Retired nurse Alice Robertson came to the Beach Urgent Care clinic in Myrtle Beach Tuesday to get her vaccination.
"Get it done early because you never know when the flu season's going to really start. I found that out as being a nurse that, it'll start and creep along and then all of a sudden, it just blasts out," Robertson said. In past years she said some locations ran out of the vaccine early and it was no longer available when she wanted it. She's taking no chances this year.
The clinic's president Dr. Ron Reynolds advises his patients to get their shots out of the way early in the season, when the vaccine is readily available.
"It takes a couple weeks for it to build up in your system, so even if you get it today, you won't have the immunity for 10 to 14 days, so again, the sooner the better," Reynolds said.
Patients shouldn't be concerned the vaccine will lose its potency before the end of the flu season, which usually peaks in mid-winter, Reynolds said. "There's not a feeling that if you get it first thing when it comes out, that it's not going to be strong enough in February. It will be."
The Centers for Disease Control recommends that anyone over the age of 6 months should get the vaccine. Seniors and young children are the most susceptible to the disease, health officials say.
Availability of the vaccine should be less of a problem this year than most, according to the S.C. Department of Health and Environmental Control.
DHEC Region 6 public health director Tom Russo said vaccine production nationwide is ramping up this year. "They are producing some 166 to 173 million doses this year, so that's just more than was ever produced before."
Russo said more vaccine manufacturers are coming online, including a new plant in North Carolina.

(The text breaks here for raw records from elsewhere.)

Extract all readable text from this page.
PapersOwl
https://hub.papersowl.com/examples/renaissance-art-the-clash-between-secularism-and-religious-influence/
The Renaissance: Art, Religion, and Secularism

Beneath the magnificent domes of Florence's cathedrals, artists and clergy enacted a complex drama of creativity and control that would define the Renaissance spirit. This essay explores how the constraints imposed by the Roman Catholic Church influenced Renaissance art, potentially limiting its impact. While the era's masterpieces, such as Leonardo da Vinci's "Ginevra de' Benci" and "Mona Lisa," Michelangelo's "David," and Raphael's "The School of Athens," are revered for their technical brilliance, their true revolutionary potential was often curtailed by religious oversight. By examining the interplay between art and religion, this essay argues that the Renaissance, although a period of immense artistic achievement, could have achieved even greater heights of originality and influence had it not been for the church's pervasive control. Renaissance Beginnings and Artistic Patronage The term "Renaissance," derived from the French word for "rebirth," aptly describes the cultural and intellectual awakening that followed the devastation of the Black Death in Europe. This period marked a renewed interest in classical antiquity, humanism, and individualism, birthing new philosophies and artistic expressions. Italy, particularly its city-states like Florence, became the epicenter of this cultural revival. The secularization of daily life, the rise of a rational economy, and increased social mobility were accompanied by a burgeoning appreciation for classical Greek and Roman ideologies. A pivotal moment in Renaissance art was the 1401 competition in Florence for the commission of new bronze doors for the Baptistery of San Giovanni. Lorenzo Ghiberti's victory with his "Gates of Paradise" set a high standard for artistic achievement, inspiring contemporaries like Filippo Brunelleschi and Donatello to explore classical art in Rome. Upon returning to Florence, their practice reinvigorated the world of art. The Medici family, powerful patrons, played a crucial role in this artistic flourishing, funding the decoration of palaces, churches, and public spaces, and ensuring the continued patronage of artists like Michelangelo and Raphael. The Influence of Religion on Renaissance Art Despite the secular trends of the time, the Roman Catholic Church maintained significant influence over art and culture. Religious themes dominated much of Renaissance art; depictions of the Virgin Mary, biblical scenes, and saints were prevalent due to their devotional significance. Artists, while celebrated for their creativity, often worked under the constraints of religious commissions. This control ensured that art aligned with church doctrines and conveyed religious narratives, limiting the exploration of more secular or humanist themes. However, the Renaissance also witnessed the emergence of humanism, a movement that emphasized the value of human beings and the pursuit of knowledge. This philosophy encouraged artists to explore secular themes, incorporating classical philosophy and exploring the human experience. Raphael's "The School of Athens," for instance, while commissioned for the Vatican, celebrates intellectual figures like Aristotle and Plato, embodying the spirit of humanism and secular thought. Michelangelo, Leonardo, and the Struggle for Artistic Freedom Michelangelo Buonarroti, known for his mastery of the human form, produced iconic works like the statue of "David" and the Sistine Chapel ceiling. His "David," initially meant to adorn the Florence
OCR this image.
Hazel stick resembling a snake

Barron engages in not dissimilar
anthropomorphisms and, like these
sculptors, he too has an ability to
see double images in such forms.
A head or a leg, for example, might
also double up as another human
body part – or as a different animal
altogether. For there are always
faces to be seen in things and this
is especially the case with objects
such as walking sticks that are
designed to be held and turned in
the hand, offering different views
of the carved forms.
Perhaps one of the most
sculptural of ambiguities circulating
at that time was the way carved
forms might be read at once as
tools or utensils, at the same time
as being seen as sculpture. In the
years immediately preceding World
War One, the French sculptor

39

The CDC does not foresee any new seasonal strains to be concerned about this year, he said. "The H1N1, H3N2 and then the influenza B virus, so those three viruses are the targets, just as last year."
Russo said more private providers, including pharmacies, supermarkets and even discount stores are making flu shots available this year. Those who would prefer a public clinic can still call the DHEC Region 6 flu clinic hotline at 843-915-8810 or visit the DHEC website to find a clinic nearby.
The flu cost U.S. employers $10 billion in lost productivity last year, Russo added, which provides another reason why everyone should get vaccinated.
"There is no excuse not to get a flu shot," he said.